1977
The Answer in a Paintbrush
Footnotes
Theme

“The Answer in a Paintbrush,” Ensign, Apr. 1977, 64

The Answer in a Paintbrush

Shortly after joining the Church in England, I found employment in a painting firm run by two brothers. Skilled in the art of painting advertising designs on trucks, both had the dexterity with a brush that comes from years of experience. They were not religious men, but they were generous and believed in doing good whenever possible.

My membership in the Mormon Church was a constant fascination to them. Both were heavy smokers, and they could not understand why Mormons did not smoke. Constantly they wanted to know, “Why didn’t I smoke? When had I given it up? Had it been easy?” In my replies I quoted the scriptures and attempted to explain a little about the gospel, but they made it plain that religion was not for them.

One day we were all working on the same vehicle, and George, the elder of the two, began asking questions about my activities in the Church. Our discussion continued until the mid-morning break, when George lit his cigarette and again asked why I would not have one.
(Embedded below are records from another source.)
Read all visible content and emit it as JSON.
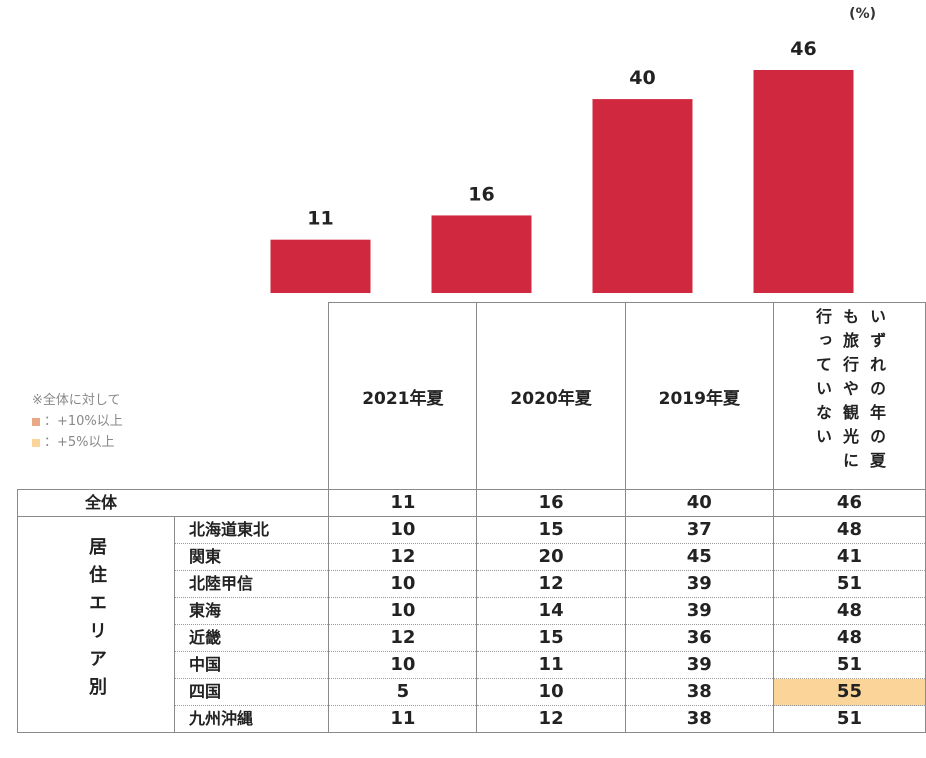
{
  "unit_label": "(%)",
  "legend": {
    "title": "※全体に対して",
    "items": [
      {
        "label": "：+10%以上",
        "color": "#e9a987"
      },
      {
        "label": "：+5%以上",
        "color": "#fbd49a"
      }
    ]
  },
  "bar_color": "#d0293f",
  "highlight_colors": {
    "plus10": "#e9a987",
    "plus5": "#fbd49a"
  },
  "chart_data": {
    "type": "bar",
    "categories": [
      "2021年夏",
      "2020年夏",
      "2019年夏",
      "いずれの年の夏も旅行や観光に行っていない"
    ],
    "values": [
      11,
      16,
      40,
      46
    ],
    "ylim": [
      0,
      46
    ]
  },
  "table": {
    "headers": [
      "2021年夏",
      "2020年夏",
      "2019年夏",
      "いずれの年の夏も旅行や観光に行っていない"
    ],
    "total_row": {
      "label": "全体",
      "values": [
        "11",
        "16",
        "40",
        "46"
      ]
    },
    "group_label": "居住エリア別",
    "rows": [
      {
        "label": "北海道東北",
        "values": [
          "10",
          "15",
          "37",
          "48"
        ],
        "highlight": [
          null,
          null,
          null,
          null
        ]
      },
      {
        "label": "関東",
        "values": [
          "12",
          "20",
          "45",
          "41"
        ],
        "highlight": [
          null,
          null,
          null,
          null
        ]
      },
      {
        "label": "北陸甲信",
        "values": [
          "10",
          "12",
          "39",
          "51"
        ],
        "highlight": [
          null,
          null,
          null,
          null
        ]
      },
      {
        "label": "東海",
        "values": [
          "10",
          "14",
          "39",
          "48"
        ],
        "highlight": [
          null,
          null,
          null,
          null
        ]
      },
      {
        "label": "近畿",
        "values": [
          "12",
          "15",
          "36",
          "48"
        ],
        "highlight": [
          null,
          null,
          null,
          null
        ]
      },
      {
        "label": "中国",
        "values": [
          "10",
          "11",
          "39",
          "51"
        ],
        "highlight": [
          null,
          null,
          null,
          null
        ]
      },
      {
        "label": "四国",
        "values": [
          "5",
          "10",
          "38",
          "55"
        ],
        "highlight": [
          null,
          null,
          null,
          "plus5"
        ]
      },
      {
        "label": "九州沖縄",
        "values": [
          "11",
          "12",
          "38",
          "51"
        ],
        "highlight": [
          null,
          null,
          null,
          null
        ]
      }
    ]
  }
}
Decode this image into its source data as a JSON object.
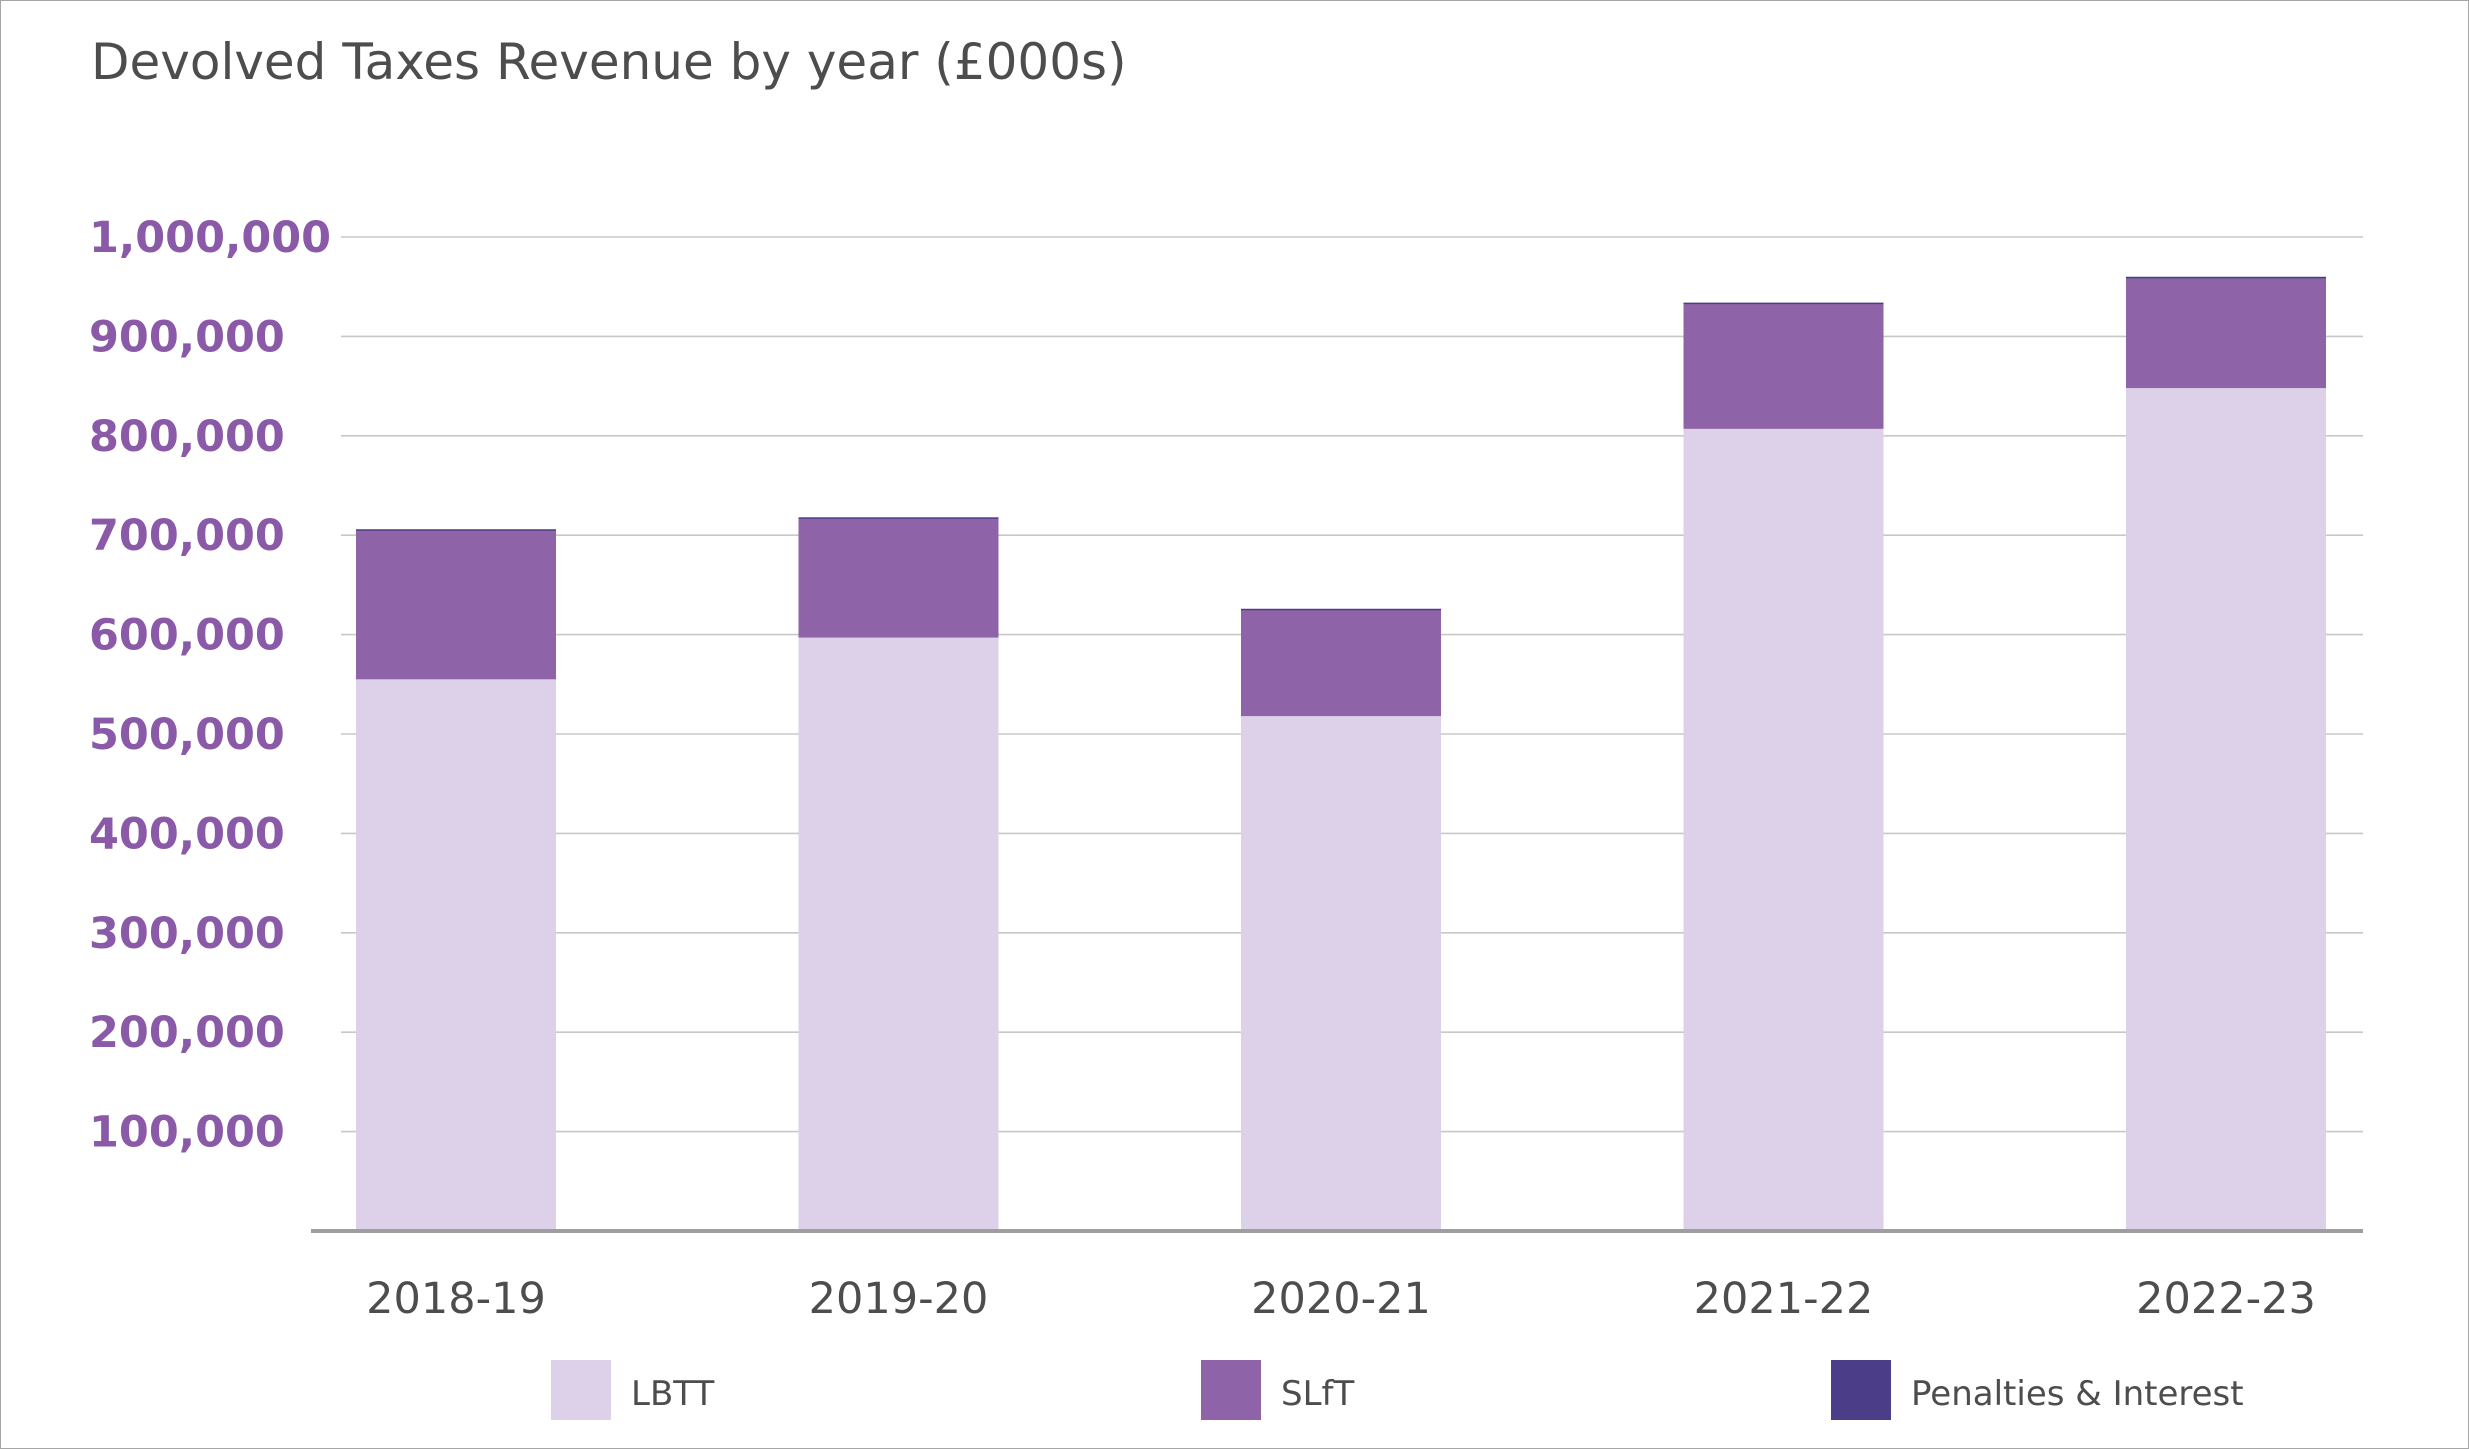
{
  "chart_data": {
    "type": "bar",
    "stacked": true,
    "title": "Devolved Taxes Revenue by year (£000s)",
    "xlabel": "",
    "ylabel": "",
    "categories": [
      "2018-19",
      "2019-20",
      "2020-21",
      "2021-22",
      "2022-23"
    ],
    "series": [
      {
        "name": "LBTT",
        "color": "#dcd1e8",
        "values": [
          555000,
          597000,
          518000,
          807000,
          848000
        ]
      },
      {
        "name": "SLfT",
        "color": "#8e63a7",
        "values": [
          150000,
          120000,
          107000,
          126000,
          110000
        ]
      },
      {
        "name": "Penalties & Interest",
        "color": "#4c3d88",
        "values": [
          1000,
          1000,
          1000,
          1000,
          2000
        ]
      }
    ],
    "ylim": [
      0,
      1000000
    ],
    "yticks": [
      {
        "value": 100000,
        "label": "100,000"
      },
      {
        "value": 200000,
        "label": "200,000"
      },
      {
        "value": 300000,
        "label": "300,000"
      },
      {
        "value": 400000,
        "label": "400,000"
      },
      {
        "value": 500000,
        "label": "500,000"
      },
      {
        "value": 600000,
        "label": "600,000"
      },
      {
        "value": 700000,
        "label": "700,000"
      },
      {
        "value": 800000,
        "label": "800,000"
      },
      {
        "value": 900000,
        "label": "900,000"
      },
      {
        "value": 1000000,
        "label": "1,000,000"
      }
    ],
    "grid": true,
    "legend_position": "bottom"
  }
}
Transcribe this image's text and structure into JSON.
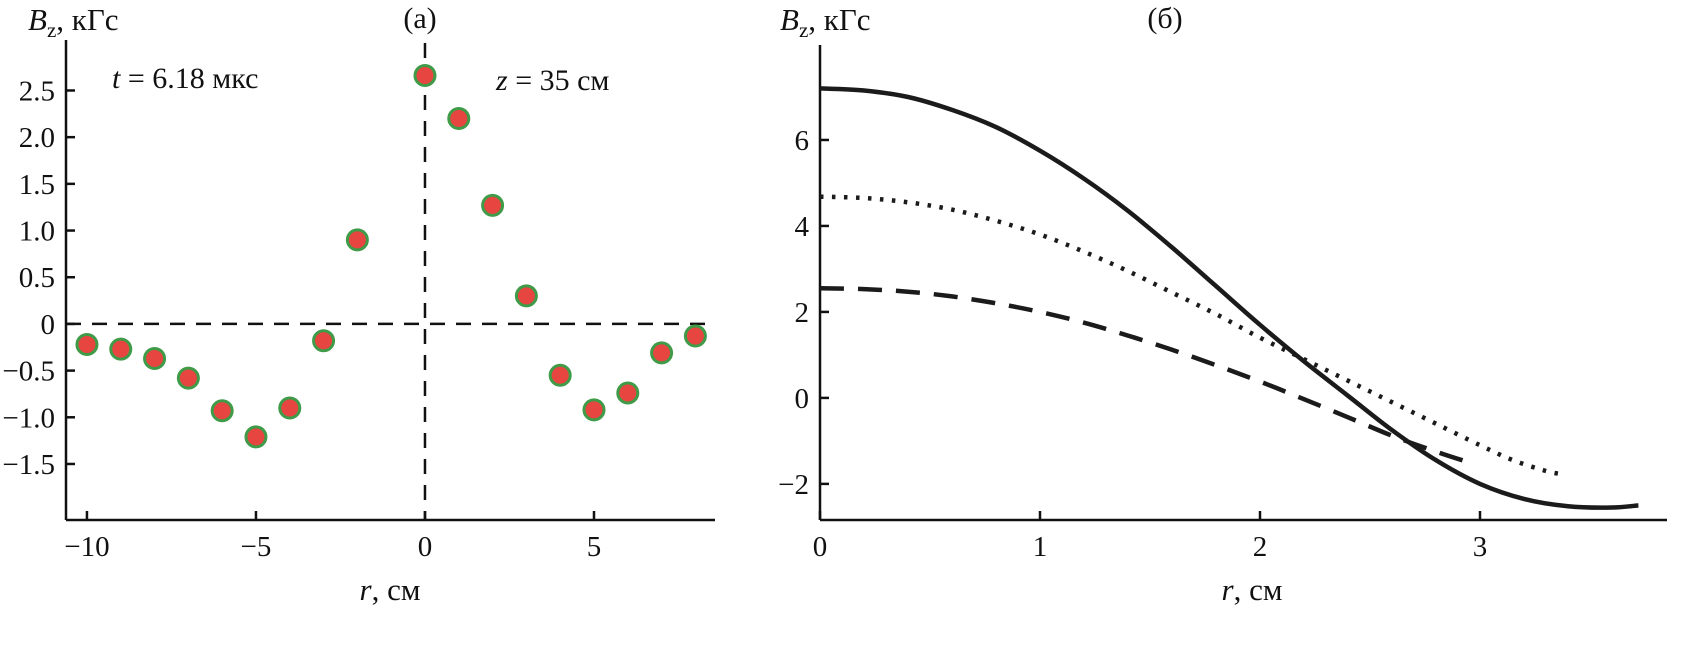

Before I could answer, he was called to the telephone, and I found myself praying in my heart, “Please, dear Lord, give me an answer that will satisfy these men.”

They returned in less than a minute, and George immediately repeated his perennial question, “Why don’t you smoke, John?”

I felt the inspiration of the Lord as I looked at him and answered: “George, suppose I came to you and asked you to lend me one of your very best brushes, and after I had used it for a period of time, I brought it back to you full of paint. I had not cared enough to clean it. What would you think of me?”

He looked at me thoughtfully for a moment, and then quietly replied, “I see your reason now, John.”

On previous occasions I had quoted from Paul that no “unclean person … hath any inheritance in the kingdom of Christ and of God” (Eph. 5:5), but the illustration of the brush, a most prized possession of these skilled craftsmen, had succeeded where doctrine had failed. Although they continued to question me about the gospel, I was never offered cigarettes again.